Antonie Gerardus de Jong    English

Nederlandse schilder - 2e generatie Haagse School, later Nederlandse impressionist
1860-1932

 

 

de Jong Gallery

Achtergrond

de Jong Tijdgenoten

Artistieke scheiding

Rond 1870 'ontdekte' Jozef Israels, een van de prominente Haagse School-kunstenaars, de stad Laren. De verhuizing van Israƫl naar deze landelijke omgeving werd gevolgd door andere kunstenaars van de Haagse School, waaronder Anton Mauve, Albert Neuhuys en Jan Weissenbruch. Beschouwd als een onderdeel van de Haagse School, bleven de Larense kunstenaars hun werken verkopen via de Pulchri Studio.

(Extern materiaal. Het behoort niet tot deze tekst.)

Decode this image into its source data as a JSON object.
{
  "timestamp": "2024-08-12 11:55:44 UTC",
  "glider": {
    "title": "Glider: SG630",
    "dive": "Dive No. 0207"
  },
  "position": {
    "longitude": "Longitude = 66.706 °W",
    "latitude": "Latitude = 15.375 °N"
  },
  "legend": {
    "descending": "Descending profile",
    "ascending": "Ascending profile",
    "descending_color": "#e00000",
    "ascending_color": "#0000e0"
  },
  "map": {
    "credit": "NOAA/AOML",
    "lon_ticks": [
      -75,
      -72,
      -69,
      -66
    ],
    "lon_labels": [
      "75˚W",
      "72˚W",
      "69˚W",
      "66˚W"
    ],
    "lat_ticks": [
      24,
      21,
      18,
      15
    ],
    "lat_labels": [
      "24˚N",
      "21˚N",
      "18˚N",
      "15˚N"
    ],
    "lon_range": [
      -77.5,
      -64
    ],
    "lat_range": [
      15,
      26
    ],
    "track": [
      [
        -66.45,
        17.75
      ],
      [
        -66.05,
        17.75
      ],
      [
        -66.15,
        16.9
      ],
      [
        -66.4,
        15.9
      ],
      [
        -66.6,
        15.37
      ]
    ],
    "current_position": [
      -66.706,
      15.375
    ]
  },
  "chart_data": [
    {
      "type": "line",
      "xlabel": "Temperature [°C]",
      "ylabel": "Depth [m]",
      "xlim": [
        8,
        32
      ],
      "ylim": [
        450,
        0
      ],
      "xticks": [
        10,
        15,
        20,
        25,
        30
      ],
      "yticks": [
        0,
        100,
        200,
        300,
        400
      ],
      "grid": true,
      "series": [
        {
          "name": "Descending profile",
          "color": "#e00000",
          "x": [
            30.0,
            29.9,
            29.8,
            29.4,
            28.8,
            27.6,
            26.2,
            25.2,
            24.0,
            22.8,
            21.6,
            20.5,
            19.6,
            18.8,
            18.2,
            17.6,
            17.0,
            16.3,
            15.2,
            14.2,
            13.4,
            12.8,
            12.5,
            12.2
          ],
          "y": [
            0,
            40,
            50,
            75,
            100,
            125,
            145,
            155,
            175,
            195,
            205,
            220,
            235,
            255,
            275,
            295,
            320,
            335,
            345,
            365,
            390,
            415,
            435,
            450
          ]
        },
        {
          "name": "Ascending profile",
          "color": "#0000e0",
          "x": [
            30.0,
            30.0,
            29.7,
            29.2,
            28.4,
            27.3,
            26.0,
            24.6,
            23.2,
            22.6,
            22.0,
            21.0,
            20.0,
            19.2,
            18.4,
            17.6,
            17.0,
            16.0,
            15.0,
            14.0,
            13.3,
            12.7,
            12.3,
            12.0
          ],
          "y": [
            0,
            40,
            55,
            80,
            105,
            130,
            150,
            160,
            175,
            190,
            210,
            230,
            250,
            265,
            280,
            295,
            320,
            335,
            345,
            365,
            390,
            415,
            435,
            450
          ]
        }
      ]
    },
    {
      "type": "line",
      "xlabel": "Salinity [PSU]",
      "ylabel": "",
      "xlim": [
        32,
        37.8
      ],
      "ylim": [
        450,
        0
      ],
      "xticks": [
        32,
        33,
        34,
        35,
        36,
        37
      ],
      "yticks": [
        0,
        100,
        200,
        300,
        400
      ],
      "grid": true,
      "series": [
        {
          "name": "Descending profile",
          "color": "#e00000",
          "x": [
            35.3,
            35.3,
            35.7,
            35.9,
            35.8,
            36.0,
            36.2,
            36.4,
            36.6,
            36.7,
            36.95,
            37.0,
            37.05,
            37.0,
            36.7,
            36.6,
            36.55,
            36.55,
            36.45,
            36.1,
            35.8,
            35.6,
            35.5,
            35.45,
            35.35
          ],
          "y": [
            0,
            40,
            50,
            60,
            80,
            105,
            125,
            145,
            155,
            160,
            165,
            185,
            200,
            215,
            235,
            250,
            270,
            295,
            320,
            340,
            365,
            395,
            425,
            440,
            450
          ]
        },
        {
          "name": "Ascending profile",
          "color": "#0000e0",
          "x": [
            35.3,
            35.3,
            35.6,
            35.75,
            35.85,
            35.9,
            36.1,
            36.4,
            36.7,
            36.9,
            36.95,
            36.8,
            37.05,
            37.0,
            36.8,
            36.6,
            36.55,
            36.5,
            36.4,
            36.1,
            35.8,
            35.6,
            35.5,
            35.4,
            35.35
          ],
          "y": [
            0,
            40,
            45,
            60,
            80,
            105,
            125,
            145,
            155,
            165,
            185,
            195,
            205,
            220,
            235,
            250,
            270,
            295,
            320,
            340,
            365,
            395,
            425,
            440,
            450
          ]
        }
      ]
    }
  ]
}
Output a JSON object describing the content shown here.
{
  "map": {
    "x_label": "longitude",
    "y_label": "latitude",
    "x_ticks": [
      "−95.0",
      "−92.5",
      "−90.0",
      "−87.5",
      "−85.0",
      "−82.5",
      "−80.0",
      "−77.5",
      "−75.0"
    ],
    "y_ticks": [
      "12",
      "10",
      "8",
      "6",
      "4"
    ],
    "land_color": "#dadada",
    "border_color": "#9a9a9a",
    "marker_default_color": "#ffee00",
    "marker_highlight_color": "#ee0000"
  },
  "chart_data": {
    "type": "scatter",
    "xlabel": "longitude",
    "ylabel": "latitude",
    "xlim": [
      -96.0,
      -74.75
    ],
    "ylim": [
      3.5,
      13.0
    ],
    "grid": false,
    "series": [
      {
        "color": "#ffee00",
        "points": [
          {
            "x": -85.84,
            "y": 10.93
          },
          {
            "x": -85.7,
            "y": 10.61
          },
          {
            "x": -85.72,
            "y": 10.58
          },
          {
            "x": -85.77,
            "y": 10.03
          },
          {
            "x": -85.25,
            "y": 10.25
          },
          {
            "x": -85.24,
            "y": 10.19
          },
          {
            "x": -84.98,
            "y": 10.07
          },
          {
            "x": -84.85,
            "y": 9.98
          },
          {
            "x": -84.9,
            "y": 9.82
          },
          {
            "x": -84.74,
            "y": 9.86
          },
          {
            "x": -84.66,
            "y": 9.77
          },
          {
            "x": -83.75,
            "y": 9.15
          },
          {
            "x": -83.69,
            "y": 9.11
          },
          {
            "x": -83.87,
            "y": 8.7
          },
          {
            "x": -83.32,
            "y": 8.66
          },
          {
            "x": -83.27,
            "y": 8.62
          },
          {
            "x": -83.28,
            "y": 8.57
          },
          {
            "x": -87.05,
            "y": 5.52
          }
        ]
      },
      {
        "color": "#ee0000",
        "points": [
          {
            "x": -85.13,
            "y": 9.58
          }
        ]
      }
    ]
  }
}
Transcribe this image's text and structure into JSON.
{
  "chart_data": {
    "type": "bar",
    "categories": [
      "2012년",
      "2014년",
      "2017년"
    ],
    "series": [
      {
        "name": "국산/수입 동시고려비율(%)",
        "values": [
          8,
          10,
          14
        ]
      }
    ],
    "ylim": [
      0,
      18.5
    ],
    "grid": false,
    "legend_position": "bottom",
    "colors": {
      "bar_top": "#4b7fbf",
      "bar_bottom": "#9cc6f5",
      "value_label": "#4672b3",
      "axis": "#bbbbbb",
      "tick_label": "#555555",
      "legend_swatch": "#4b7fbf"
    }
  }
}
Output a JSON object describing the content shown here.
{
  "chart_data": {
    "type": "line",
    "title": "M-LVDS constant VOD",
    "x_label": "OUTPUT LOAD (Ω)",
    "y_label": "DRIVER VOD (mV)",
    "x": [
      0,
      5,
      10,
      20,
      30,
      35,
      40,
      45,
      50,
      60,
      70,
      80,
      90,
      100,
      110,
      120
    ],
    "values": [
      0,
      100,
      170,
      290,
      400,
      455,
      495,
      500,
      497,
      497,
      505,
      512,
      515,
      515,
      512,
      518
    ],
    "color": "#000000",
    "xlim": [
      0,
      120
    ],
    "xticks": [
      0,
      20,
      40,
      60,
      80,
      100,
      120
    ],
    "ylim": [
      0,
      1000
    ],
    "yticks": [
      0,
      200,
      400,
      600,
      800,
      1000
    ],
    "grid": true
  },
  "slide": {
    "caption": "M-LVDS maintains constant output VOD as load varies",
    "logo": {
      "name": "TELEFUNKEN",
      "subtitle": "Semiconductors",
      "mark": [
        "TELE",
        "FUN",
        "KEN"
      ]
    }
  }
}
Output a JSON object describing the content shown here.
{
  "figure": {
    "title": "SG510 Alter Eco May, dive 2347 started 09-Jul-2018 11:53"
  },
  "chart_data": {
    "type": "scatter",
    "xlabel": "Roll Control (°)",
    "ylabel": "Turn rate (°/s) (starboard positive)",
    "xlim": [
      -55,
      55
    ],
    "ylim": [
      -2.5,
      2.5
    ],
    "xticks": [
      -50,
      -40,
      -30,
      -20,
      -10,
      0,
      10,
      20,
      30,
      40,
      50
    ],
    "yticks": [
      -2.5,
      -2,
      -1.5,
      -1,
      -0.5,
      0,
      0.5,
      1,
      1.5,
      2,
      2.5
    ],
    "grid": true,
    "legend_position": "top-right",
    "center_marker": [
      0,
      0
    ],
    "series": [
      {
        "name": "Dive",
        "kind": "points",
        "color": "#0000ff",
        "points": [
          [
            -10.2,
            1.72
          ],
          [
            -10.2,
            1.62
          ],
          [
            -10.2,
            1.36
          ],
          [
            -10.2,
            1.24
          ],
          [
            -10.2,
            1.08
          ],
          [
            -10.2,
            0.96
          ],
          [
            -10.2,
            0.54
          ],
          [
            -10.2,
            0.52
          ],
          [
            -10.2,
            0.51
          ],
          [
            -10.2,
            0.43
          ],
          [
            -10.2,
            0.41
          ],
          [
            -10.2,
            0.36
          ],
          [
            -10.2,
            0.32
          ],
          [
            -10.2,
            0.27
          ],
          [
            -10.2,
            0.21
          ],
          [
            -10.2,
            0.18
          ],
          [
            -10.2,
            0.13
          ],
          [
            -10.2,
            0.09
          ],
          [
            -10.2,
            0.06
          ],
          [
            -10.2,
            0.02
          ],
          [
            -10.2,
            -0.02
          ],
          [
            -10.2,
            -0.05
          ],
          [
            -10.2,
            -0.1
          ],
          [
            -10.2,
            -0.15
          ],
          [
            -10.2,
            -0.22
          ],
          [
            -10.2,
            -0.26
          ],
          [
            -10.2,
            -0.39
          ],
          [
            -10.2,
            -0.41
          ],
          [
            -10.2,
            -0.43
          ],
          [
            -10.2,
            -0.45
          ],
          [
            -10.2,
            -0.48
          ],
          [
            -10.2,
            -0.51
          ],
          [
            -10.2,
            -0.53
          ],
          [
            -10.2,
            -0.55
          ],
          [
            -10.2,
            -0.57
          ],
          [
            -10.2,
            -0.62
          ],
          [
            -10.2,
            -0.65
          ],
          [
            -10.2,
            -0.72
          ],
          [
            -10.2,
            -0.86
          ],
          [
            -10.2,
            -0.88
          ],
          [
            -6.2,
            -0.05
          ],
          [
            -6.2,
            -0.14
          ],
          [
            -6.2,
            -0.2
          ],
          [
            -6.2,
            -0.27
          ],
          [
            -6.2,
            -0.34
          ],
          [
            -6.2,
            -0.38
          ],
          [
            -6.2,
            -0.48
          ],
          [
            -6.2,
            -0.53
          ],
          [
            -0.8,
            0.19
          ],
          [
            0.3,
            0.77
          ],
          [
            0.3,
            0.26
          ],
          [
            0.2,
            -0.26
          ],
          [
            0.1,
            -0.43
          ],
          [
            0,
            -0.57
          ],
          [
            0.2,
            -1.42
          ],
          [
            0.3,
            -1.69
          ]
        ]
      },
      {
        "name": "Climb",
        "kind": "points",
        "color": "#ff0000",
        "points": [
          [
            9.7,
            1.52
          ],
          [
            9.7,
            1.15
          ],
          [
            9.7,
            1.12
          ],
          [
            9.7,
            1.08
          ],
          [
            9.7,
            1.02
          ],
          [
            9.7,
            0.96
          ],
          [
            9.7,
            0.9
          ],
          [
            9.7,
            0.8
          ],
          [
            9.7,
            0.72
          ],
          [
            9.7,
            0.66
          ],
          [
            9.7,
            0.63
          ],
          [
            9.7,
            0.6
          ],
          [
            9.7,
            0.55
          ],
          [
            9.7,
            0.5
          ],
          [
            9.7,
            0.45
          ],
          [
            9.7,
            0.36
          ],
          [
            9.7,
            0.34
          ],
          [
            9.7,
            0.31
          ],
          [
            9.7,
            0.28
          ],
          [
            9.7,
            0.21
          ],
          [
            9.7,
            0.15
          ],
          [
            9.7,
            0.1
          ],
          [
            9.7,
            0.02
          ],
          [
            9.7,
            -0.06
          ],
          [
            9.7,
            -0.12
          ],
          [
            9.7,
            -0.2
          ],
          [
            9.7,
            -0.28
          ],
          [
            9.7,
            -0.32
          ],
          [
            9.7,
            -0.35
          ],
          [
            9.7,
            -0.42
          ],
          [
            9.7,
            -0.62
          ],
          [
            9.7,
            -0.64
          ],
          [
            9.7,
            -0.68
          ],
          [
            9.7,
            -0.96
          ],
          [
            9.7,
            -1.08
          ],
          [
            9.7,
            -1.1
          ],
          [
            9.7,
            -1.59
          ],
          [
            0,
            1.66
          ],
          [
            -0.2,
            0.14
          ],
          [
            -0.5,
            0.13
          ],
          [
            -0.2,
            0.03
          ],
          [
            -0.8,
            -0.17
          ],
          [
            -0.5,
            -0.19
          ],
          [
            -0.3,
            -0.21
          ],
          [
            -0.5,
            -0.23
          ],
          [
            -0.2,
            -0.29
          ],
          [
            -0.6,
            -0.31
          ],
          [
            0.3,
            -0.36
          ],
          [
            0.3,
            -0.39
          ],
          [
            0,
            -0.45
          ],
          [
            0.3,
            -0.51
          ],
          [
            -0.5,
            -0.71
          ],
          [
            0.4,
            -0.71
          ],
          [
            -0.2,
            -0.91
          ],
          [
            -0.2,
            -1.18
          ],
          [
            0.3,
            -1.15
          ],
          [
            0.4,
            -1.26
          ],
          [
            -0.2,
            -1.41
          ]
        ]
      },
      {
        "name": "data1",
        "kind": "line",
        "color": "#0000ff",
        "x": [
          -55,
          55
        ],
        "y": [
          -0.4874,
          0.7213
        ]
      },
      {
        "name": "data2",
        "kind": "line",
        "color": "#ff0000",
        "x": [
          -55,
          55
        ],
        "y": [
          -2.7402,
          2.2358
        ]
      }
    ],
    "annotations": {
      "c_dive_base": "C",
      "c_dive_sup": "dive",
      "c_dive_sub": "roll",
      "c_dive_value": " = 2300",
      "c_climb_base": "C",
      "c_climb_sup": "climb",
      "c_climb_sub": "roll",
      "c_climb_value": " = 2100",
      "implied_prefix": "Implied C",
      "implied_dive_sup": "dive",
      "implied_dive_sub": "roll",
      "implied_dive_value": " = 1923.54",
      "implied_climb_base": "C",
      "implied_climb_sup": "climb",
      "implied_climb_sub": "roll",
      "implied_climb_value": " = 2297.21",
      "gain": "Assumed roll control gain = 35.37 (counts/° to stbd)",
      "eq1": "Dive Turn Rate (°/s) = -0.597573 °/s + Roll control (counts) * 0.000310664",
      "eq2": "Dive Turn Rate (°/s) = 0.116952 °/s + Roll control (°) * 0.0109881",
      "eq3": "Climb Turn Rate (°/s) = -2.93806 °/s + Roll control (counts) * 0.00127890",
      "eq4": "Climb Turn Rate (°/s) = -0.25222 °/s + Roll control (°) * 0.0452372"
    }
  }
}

Net als andere Haagse School-kunstenaars verhuisde de Jong naar Laren; zijn verhuizing leek echter onafhankelijk te zijn van zijn mentor, Willem Maris, aangezien Maris naar verluidt niet in Laren woonde.

Het was op dit punt in zijn leven dat De Jong zich afscheidde van andere Haagse School-kunstenaars. Volgens zijn dochter, Maria, integreerde De Jong als een "verlegen, gespannen en overgevoelig persoon" niet goed in de sociale scene van Laren's kunstenaarskolonie. Een andere overweging kan zijn geweest dat de Jong ongeveer 20 jaar jonger was dan de Larense kunstenaars.

Ondanks een gebrek aan maatschappelijke betrokkenheid met andere kunstenaars was Laren de inspiratie voor de landschapsschilderijen van De Jong.

In overeenstemming met de Haagse School was vooral de lucht belangrijk voor De Jong. Weissenbruch verklaarde: "Het licht en de lucht... dat is het belangrijkste probleem. Ik zou nooit genoeg licht in mijn schilderijen kunnen brengen. De lucht in een schilderij is een object op zich ... het belangrijkste en belangrijkste object van het schilderij."

De Larense lucht die De Jong schilderde, begon in een realistische toon, maar werd na verloop van tijd meer impressionistisch en zou dan zo kunnen worden omschreven wild.